MacDougall was quickly singled out by conservative critics as
living proof of the press's alleged liberal slant. "It shows once
more how easy it is to hoodwink our media elite," wrote Reed
Irvine, chairman of the right-wing pressure group Accuracy in Media
(AIM). The conservative weekly Human Events said MacDougall's
revelations will no doubt "raise concerns about the ability of
Marxist agents to penetrate the mainstream media." The Wall Street
Journal issued a statement expressing its outrage. "It is
troubling," said the Journal, "that any man who brags of having
sought to push a personal, political agenda on unsuspecting editors
and readers should be teaching journalism at a respected
university."
MacDougall now maintains that his tongue was firmly in cheek
when he implied in his articles that he had pursued a secret
agenda. The point of the article, he says, was to debunk radical
misconceptions about the daily press. "Rigid-minded right-wingers
and rigid-minded left-wingers have a lot in common," he adds. "I
wanted to knock down the conspiracy theories by pointing out that
individual reporters can get across a lot of uncomfortable truths
to the public."
Whatever his motivation, MacDougall's shadowy career does
reveal something about the limits of ideological bias in the
mainstream media. MacDougall stresses that his beliefs merely
influenced the types of stories he tried to pursue. "I was first
and foremost a journalist," he says, "and I stuck to accepted
standards of newsworthiness, accuracy and fairness."

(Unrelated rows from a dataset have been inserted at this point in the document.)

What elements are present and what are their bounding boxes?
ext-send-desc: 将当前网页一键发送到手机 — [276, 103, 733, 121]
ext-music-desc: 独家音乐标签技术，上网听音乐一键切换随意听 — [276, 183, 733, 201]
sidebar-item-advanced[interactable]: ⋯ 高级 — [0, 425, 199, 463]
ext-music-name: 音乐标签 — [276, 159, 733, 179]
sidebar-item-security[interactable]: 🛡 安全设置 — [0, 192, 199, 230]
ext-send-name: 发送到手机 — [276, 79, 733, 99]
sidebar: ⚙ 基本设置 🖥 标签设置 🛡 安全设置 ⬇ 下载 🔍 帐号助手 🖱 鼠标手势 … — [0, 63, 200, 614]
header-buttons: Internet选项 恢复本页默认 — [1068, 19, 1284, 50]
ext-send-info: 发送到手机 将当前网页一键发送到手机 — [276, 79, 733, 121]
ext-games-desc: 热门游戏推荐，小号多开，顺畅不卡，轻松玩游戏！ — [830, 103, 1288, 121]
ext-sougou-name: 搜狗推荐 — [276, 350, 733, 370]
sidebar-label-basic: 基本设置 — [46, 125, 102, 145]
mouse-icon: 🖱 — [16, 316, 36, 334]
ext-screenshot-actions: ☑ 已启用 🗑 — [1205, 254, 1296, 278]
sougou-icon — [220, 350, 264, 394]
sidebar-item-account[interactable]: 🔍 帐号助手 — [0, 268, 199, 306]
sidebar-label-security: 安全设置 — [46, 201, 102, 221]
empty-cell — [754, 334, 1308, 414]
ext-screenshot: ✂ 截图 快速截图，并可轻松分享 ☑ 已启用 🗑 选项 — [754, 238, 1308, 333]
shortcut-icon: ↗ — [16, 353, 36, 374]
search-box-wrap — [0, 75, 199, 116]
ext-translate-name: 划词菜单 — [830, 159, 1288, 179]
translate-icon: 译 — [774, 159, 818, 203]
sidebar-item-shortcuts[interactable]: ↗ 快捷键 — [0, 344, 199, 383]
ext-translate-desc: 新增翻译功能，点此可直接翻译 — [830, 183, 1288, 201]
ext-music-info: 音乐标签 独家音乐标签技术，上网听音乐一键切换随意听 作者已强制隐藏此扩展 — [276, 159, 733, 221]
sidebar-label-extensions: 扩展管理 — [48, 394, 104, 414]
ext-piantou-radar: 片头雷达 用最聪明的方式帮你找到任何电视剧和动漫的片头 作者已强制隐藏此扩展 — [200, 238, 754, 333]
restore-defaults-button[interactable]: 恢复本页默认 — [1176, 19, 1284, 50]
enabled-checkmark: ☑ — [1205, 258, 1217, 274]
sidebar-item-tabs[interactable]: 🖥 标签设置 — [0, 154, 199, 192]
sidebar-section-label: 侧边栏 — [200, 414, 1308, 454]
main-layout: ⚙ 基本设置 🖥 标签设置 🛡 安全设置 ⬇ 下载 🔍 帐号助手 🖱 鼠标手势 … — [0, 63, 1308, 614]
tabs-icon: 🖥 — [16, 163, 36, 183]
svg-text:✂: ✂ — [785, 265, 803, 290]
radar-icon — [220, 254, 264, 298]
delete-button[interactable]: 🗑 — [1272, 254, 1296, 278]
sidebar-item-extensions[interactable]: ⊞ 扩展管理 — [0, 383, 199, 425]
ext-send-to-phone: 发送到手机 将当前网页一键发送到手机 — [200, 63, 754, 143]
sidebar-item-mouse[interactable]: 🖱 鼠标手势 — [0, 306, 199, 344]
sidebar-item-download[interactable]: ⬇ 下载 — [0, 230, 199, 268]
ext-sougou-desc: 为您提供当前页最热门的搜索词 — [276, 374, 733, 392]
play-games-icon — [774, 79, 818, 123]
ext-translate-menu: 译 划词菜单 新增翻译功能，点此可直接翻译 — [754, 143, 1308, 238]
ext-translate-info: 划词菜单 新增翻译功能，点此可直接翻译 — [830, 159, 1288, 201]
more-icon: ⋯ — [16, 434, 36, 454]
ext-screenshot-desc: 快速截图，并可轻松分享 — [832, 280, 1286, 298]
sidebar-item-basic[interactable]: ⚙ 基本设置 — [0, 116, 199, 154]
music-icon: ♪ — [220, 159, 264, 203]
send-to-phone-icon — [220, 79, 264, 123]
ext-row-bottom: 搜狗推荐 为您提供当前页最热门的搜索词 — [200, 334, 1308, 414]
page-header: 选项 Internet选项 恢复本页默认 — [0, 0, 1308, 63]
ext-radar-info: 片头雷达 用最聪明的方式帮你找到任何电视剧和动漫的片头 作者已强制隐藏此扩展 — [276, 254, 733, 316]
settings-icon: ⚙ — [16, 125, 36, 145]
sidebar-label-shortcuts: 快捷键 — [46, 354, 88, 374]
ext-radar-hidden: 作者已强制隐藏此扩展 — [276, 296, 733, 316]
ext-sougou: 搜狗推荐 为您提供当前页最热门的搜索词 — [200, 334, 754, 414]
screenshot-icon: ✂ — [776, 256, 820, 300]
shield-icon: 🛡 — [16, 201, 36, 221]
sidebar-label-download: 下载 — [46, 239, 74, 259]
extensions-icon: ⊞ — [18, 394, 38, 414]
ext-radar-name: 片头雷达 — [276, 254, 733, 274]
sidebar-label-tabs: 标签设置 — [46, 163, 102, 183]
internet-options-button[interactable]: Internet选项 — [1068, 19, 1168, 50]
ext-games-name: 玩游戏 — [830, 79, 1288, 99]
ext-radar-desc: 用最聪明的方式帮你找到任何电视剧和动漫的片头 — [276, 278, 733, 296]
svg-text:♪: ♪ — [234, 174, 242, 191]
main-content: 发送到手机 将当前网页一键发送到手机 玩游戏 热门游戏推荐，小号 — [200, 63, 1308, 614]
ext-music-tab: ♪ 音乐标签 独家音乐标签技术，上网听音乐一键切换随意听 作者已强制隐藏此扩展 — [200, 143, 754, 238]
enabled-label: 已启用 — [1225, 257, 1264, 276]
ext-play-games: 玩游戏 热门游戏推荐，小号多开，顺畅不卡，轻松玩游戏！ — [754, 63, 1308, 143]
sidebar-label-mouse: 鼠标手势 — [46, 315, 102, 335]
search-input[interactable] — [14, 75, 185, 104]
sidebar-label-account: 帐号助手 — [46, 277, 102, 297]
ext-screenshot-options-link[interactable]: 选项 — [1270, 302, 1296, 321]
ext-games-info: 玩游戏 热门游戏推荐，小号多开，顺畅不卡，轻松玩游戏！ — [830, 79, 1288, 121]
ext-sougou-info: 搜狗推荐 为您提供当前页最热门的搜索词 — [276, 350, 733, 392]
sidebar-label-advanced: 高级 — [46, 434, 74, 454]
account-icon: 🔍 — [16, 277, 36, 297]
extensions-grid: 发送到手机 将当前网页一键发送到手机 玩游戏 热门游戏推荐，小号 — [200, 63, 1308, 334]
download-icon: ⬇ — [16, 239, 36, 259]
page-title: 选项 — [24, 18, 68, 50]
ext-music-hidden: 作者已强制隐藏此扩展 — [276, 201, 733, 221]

Many of his pieces, including profiles of radical historians
and economists and lengthy series on inequality and deforestation,
are well-reported stories that stand up to scrutiny nearly 20 years
later. Writing in the AIM newsletter, author Joseph Goulden finds
bias in a 1970 profile of journalist I.F. Stone because MacDougall
neglected to say that Stone had been a doctrinaire Stalinist (a
charge Stone dismisses as "absolute nonsense"). In fact,
MacDougall's article does quote Stone as saying that he was a
"Communist-anarchist" in his youth and had since come to describe
himself as "half a liberal, half a radical."
MacDougall's former editors remember him as a cantankerous man
whose meticulous and exhaustive reporting was worth the trouble.

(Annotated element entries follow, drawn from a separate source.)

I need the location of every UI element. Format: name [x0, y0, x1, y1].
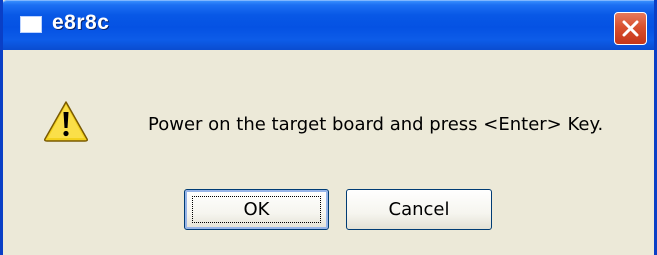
dialog-message: Power on the target board and press <Ent…: [148, 114, 604, 135]
warning-icon: [44, 101, 88, 142]
close-button[interactable]: [614, 12, 647, 45]
close-icon: [622, 20, 639, 37]
ok-button[interactable]: OK: [184, 189, 329, 230]
cancel-button[interactable]: Cancel: [346, 189, 492, 230]
cancel-button-label: Cancel: [388, 199, 450, 220]
title-bar[interactable]: e8r8c: [3, 0, 654, 50]
dialog-window: e8r8c Power on the target board and pres…: [0, 0, 657, 255]
focus-rectangle: [192, 196, 321, 223]
window-title: e8r8c: [52, 11, 110, 34]
window-icon: [20, 16, 42, 33]
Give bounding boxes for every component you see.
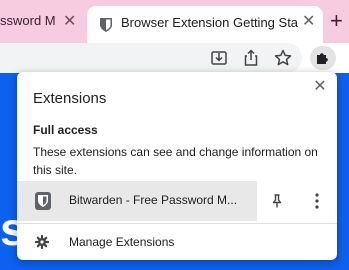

"He was a star," says William Thomas, the recently retired Los
Angeles Times editor who recruited MacDougall as a special writer
in the late 1970s. Michael Gartner, who edited MacDougall's
front-page Journal stories in the 1960s, and is now president of
NBC News, calls him an "editor's dream. He was a very thorough,
very careful, very good reporter."
Both men insist that MacDougall's stories had to pass through
a gauntlet of editors who would have prevented him from pursuing
any hidden agenda. "It might happen once," says Thomas, "but then
a flag would go up." Gartner believes the presence of a socialist
on the paper probably benefited Journal readers. "Diversity on the
staff is something you hope for," he notes. MacDougall says this
was exactly his point. Upset by the hostile response, he has
produced a revised version of the MR article that will appear in
the upcoming issue of the Columbia Journalism Review.